Is reading a chore? Pick up Beautiful Ruins! I was going to say "I'm working through it," but that's not an accurate statement. It's not work. It's a joy to read. I look forward to every 30 minutes I get with the book, and feel reinvigorated when I put it down. I already dread finishing it, because these aren't characters I want to leave.

I've been wondering, "why do I love it so much?" What is it about these characters in Los Angelas, and Italy that reach out and connect with me, an improviser in Rocklin. I can't connect with fishing villages, and pitching a script to an aging producer.

I do, however, instantly relate to the emotions, the fears, the longings. These are three dimensional characters, and not caricatures.

One moment grabbed me. It said, "see! Improv is this thing! Well, it could be this thing if you slow down onstage." It's a lived out Hemingway "iceberg theory" moment, but the author Jess Walter was nice enough to walk us through it. We didn't have to imagine everything that was being felt and thought. Jess shared Claire's mental dive, the things that happen in a blink of an eye, but become buried under the brief response.
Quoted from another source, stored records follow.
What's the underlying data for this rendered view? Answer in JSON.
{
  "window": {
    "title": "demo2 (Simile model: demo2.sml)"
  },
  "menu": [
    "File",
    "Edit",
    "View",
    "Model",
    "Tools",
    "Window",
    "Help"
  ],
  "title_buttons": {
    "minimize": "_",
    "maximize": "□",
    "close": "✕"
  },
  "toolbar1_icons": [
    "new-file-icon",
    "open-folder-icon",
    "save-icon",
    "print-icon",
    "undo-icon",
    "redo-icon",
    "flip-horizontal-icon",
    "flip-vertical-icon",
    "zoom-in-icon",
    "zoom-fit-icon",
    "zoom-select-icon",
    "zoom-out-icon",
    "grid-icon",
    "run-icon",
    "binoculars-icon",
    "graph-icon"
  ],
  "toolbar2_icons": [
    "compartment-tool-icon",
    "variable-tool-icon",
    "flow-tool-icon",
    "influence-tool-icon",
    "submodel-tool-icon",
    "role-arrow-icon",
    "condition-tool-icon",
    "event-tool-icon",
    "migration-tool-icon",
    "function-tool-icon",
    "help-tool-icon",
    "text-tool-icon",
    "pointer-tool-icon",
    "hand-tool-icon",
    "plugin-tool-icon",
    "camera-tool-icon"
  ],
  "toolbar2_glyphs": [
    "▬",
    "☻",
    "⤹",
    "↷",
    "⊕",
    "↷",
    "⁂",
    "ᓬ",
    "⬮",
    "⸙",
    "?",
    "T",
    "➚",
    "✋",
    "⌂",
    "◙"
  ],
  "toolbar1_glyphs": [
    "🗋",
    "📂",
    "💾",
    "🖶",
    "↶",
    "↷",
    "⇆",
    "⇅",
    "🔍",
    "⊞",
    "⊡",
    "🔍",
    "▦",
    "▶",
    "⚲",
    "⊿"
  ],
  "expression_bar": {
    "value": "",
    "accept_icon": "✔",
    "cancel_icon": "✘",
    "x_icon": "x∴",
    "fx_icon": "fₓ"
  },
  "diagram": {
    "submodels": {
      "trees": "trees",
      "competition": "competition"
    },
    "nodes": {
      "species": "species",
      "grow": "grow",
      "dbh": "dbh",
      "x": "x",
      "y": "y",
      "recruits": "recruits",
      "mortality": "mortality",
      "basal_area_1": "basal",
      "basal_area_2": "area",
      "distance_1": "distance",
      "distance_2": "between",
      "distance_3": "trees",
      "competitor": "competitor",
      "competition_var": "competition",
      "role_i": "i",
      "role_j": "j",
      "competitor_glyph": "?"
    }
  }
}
      "So what did you see in this guy?" Shane asks. "Originally?"
       Claire glances up. What did she see? It's to corny to say-but all she saw was all the cliched shit: Stars. Flashes of lights. Babies. A future...she felt like she'd never been fully alive before the moment Daryl first touched her...when in the middle of it she looked up and saw herself...every bit of his eyes.
       Claire shakes the memory off. How could she possibly say any of that here? And, so she simply says, "Abs. I saw abs."

That's a snippet of her whole "cliched shit." And, she dismisses it all, so something trite. (the whole section is on page 194 of Beautiful Ruins, paperback)

Ahhhhhh. How many times do we do that onstage? Think of something honest, and ditch it because it's a "cliche" or "not good enough." I know I've been guilty of that.

"How could she say that here?" We should be saying that here, onstage. Those are the moments that set improv apart from other stage plays. Each person brings their unique memories to a scene, and those memories can make for some complex moments.